I have a CRAZY fear of STD’s. A day or so after one of my early makeout sessions, I had a pimple on my lip. I SWORE I HAD HERPES. AM I GONNA RIDE THE VALTREX HORSE??? IS IT GONNA COVER MY FACE?? IS IT GONNA GO TO MY WEE WEE?
No. It didn’t. It was regular ass acne because my skin is greasier than the bottom of a Five Guys’ bag. Still, I was nervous. In addition to STD’s, I was afraid of accidental pregnancy, sores, my dick falling off the next morning…you know, RATIONAL shit.
To make things even MORE interesting, about halfway through my college career, my dad became a Born Again Christian. His parents were always very religious, so I wasn’t surprised. The thing about this is…it changed his views on pre-marital sex. I’m 21 at this point. I’ve engaged in FILTH but I haven’t actually had SEX. INTERCOURSE . THE OL’ IN OUT IN OUT. He’s telling me I shouldn’t have sex before I’m married. The same guy who gave me enough rubbers that I could put 6 on my meat, the rest on my fingers, and still have enough for next semester. I looked at him like he was absolutely crazy.
I turn 22. I go through a bad breakup. AFTER that, I finally have sex with the ensuing rebound. I was TRASH. She still gassed me and positively subtweeted that “Madden on Rookie” stroke I was doling out. I ALMOST hated her because she was annoying as hell and NEVER stopped talking ….but she was cute. I kinda fell in it by accident. She had her eye on me and called me one day. She said “I had a dream we were having sex, but I don’t know what to do, since I’m celibate”(what a weak ass opening move). I responded, cool as a fan: “Call me back when you actually wanna make that a reality”. She hit my phone in less than a week and…YEP…ROBBY HAD SEX.

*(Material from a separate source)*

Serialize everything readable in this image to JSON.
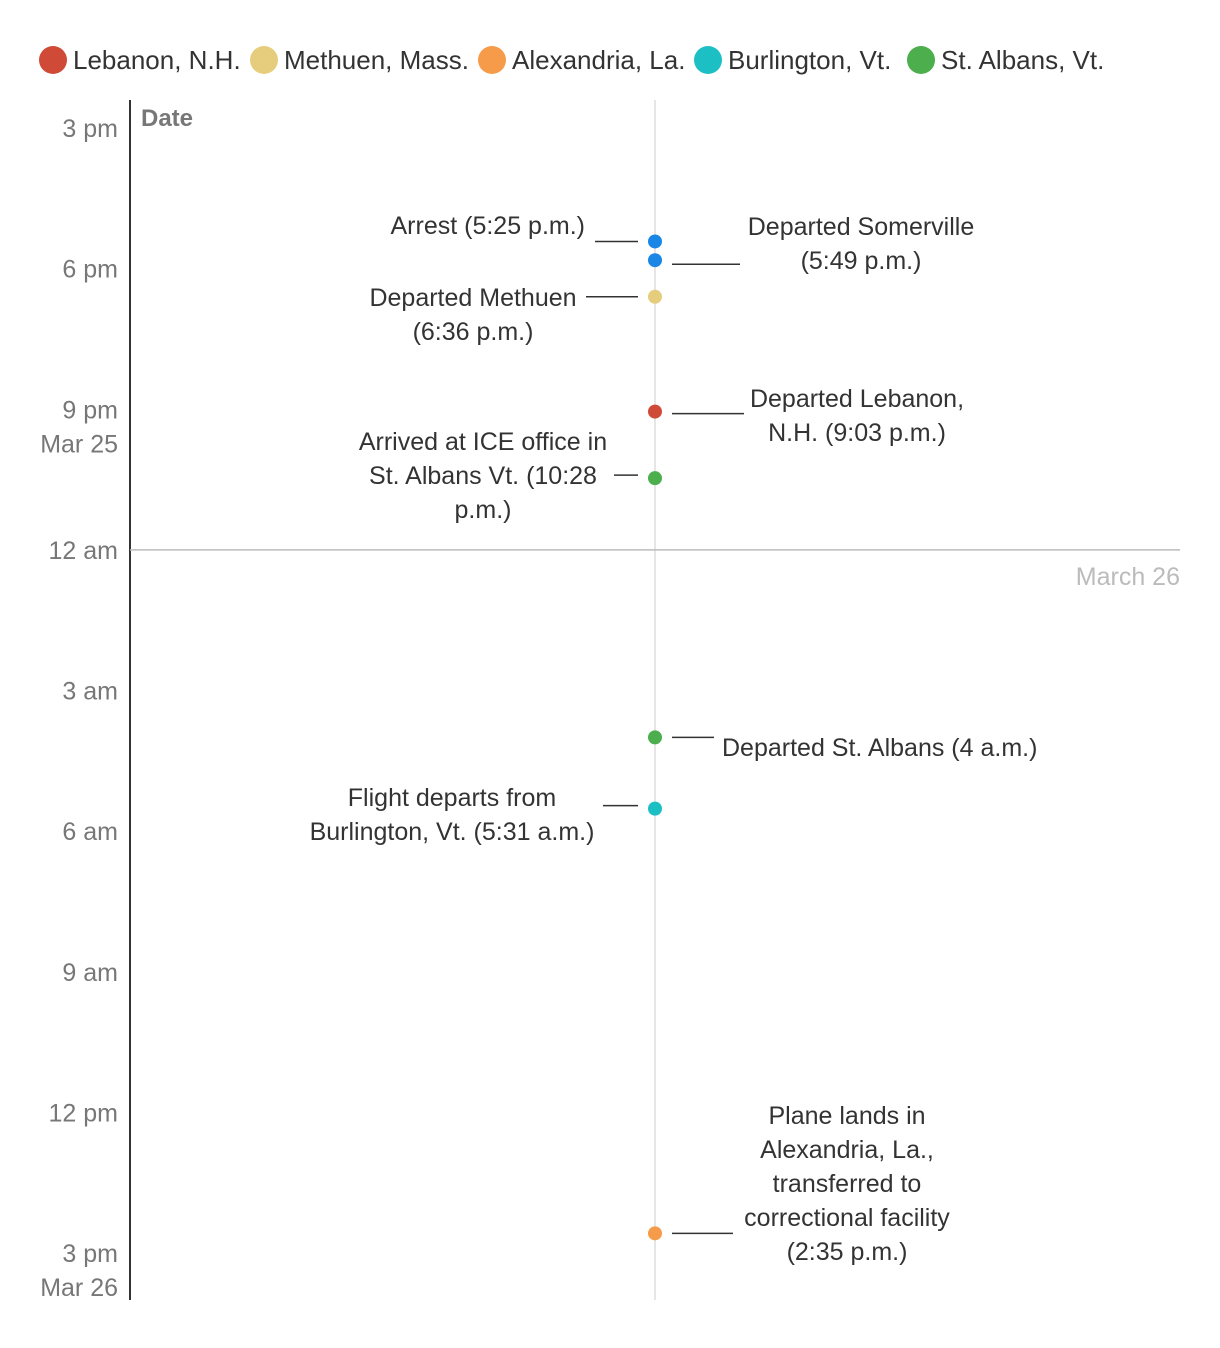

I remember thinking….”That’s it??? I was stressed out over THIS???”. I simply didn’t wanna wait anymore, I just wanted to have sex. I’m glad I did it but….I quietly wished it was “special”. Most guys just wanna get in there; I held out until I couldn’t take it anymore.
Before I had sex, I didn’t feel it was central to everything. After I had it….I still felt the same. It’s important, its vital, but I think my semi unique experience with it allowed sex to not steer every fiber of my being. I obviously liked it more going forward. I love sex as much as I hate spoken word aka…A LOT.
In case you were wondering:
(posted in order of pleasure)
2)Experiences In The Love Canal.
And my dad only knows I’m having sex off of assumption; never outright told him.